05 grudnia 2024, 22:52
Julia siedziała na kanapie, trzymając w dłoniach filiżankę herbaty, która dawno wystygła. Przez okno wpadały ostatnie promienie słońca, oświetlając stertę rzeczy rozrzuconych na biurku – notatki, wydruki, ołówki, pamiątki z czasów, gdy wszystko wydawało się prostsze. Projekty, które kiedyś były jej pasją, teraz stały się ciężarem, który musiała oddać, żeby wreszcie się od niego uwolnić.
Otworzyła laptop i weszła na pocztę. W folderze wysłanych maili widniał adres, który znała na pamięć. Ostatnia wiadomość, którą wysłała, była prosta, a jednak pełna emocji. Patrzyła na ekran, szukając w sobie siły, by napisać kolejny list – być może ostatni.
Zaczęła pisać:
„O czymś jeszcze zapomniałam, żeby Ci przesłać, czy jesteś już zadowolony?
Wiesz doskonale, że kochałam bardzo te projekty od samego początku i oddałam im całe swoje serce! To bardzo dużo, nawet jak dla mnie!
Oddałam Ci te projekty, ale to strasznie boli, wiesz? Pewnie masz to gdzieś jak zwykle zresztą, bo taki właśnie jesteś – beznadziejnie nieczuły!
Miłego życia życzę, na tyle mnie tylko stać – żeby życzyć Ci wszystkiego najpiękniejszego!

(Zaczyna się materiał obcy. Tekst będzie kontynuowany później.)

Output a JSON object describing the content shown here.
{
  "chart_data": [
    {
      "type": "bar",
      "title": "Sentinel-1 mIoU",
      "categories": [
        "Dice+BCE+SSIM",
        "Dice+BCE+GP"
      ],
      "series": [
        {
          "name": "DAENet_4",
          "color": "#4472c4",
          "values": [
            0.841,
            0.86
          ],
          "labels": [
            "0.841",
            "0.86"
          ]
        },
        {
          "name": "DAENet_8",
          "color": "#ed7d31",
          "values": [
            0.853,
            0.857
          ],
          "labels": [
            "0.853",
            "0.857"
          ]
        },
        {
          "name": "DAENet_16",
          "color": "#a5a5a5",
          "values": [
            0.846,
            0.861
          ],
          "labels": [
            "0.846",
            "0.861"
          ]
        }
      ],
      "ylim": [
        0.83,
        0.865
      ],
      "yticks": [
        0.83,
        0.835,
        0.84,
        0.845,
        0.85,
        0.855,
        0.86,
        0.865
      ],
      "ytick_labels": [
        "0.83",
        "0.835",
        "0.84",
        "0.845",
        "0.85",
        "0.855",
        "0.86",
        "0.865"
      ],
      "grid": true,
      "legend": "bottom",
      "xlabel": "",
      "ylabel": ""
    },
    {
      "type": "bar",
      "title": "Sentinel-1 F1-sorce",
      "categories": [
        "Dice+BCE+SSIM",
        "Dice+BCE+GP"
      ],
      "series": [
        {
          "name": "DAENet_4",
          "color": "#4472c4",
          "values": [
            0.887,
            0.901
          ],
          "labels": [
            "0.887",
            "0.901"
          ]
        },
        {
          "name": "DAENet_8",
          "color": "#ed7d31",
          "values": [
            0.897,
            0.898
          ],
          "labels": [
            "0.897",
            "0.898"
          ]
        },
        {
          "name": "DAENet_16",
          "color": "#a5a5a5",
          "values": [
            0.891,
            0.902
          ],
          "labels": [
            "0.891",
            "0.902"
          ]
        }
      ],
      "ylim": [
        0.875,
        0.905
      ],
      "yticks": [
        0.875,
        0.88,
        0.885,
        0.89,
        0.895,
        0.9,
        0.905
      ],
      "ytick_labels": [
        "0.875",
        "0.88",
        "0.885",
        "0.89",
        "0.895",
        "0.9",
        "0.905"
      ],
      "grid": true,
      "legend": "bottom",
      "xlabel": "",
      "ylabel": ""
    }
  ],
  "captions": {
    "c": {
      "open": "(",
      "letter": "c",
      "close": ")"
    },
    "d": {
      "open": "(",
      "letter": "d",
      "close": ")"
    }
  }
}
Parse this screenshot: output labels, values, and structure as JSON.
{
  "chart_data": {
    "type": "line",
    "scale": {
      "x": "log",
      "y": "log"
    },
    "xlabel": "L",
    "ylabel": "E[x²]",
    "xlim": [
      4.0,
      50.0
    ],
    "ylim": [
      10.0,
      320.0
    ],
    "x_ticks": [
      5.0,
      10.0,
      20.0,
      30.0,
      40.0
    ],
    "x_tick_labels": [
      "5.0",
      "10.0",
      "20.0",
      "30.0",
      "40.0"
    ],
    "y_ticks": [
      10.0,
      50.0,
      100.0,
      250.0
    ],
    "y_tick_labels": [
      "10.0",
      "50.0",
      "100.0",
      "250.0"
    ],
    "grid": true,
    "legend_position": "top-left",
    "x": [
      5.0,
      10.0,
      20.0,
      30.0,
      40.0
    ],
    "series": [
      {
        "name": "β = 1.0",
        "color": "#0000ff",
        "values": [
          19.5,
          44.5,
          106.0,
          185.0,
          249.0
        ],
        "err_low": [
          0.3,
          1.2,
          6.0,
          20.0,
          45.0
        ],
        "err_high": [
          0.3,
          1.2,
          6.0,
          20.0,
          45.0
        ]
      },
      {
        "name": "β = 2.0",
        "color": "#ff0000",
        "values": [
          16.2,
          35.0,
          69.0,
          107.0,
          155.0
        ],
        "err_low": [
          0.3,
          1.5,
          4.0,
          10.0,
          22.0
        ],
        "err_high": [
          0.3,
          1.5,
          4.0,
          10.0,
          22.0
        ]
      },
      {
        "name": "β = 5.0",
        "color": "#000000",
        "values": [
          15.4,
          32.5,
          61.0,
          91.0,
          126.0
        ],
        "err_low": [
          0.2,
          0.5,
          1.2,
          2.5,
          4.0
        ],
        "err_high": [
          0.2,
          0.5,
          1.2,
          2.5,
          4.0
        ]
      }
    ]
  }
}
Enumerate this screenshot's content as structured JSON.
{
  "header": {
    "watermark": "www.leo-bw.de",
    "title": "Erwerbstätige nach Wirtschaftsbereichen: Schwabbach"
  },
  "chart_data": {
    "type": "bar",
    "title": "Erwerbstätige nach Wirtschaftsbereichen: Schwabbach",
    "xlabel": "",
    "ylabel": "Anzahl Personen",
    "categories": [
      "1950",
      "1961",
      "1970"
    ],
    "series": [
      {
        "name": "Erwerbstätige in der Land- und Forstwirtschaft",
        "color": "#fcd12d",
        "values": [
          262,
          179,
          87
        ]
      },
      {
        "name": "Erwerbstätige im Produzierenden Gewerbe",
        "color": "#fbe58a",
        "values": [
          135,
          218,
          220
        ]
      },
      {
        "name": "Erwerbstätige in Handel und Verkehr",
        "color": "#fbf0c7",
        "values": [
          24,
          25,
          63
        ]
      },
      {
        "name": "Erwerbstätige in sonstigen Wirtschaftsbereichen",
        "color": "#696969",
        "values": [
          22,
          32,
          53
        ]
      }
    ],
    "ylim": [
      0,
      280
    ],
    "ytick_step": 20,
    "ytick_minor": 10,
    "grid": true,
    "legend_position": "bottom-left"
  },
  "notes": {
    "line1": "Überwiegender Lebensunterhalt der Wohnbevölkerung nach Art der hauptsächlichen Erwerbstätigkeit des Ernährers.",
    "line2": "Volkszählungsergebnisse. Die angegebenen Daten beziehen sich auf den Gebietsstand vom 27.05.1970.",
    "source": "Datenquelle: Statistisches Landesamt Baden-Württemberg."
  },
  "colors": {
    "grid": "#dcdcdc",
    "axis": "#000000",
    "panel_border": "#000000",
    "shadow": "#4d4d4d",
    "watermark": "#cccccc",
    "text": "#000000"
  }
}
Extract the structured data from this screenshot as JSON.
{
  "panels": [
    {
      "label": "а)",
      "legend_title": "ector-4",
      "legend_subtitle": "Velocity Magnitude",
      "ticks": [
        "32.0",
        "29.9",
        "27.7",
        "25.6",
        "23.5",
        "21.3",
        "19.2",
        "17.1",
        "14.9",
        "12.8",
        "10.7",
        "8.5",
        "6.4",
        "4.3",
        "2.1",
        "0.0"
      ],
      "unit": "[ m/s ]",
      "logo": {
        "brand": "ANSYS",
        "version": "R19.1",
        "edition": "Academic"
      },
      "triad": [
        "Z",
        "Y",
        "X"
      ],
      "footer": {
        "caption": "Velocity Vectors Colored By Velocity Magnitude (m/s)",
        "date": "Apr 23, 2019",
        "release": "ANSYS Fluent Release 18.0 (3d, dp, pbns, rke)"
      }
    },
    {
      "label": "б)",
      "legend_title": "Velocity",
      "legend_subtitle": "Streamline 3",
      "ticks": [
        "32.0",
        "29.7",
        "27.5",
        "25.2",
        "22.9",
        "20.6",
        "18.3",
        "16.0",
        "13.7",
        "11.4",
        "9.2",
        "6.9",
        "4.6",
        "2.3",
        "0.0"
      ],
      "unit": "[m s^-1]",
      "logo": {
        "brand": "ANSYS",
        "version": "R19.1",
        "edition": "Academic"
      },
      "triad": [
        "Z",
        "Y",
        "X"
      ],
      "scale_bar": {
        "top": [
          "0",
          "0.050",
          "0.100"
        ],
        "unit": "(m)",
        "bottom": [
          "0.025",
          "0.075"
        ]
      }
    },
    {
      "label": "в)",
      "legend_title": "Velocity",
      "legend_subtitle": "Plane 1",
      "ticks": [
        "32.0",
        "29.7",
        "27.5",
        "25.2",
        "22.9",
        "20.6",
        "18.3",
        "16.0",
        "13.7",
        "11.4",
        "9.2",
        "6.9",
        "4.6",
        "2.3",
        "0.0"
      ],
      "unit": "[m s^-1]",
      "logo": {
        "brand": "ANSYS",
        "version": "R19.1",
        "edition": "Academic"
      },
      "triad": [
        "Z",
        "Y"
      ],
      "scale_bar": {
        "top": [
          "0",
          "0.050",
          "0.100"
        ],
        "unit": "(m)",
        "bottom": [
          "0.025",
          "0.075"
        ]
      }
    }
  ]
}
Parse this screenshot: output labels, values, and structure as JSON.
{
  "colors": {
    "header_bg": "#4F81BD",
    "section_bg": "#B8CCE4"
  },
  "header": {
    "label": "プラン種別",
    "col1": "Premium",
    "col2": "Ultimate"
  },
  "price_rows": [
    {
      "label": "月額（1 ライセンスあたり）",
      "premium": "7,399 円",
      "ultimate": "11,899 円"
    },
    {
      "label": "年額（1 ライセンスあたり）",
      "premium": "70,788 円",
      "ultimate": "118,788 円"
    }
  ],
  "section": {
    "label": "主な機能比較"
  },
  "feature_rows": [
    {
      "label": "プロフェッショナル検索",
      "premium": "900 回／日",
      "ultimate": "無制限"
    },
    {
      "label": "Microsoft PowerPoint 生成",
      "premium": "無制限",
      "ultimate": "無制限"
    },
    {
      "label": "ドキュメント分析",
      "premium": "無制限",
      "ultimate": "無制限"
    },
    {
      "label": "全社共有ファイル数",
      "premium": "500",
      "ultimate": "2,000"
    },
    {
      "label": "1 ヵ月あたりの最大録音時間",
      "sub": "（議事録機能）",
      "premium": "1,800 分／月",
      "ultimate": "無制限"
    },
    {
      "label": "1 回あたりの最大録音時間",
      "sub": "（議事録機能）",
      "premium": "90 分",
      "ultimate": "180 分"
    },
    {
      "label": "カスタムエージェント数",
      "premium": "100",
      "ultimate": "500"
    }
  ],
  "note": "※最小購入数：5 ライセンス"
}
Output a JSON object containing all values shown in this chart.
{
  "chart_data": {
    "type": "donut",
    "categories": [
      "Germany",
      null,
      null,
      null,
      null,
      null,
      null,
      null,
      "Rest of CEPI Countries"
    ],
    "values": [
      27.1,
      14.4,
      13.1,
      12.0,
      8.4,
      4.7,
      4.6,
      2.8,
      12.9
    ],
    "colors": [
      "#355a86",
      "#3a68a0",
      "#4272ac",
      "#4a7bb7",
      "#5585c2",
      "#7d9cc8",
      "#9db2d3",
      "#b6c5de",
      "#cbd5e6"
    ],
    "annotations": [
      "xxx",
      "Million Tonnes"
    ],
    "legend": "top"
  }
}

Nie jestem zła! Jest mi strasznie smutno, że tak bardzo się pomyliłam co do Ciebie.
Żegnaj, mój kocie!”
Wcisnęła „wyślij” bez chwili wahania. Tym razem nie chciała się zatrzymywać, nie chciała rozważać, czy to odpowiednie. Po prostu musiała wyrzucić z siebie wszystko, co przez nią przepływało – smutek, żal, rozczarowanie.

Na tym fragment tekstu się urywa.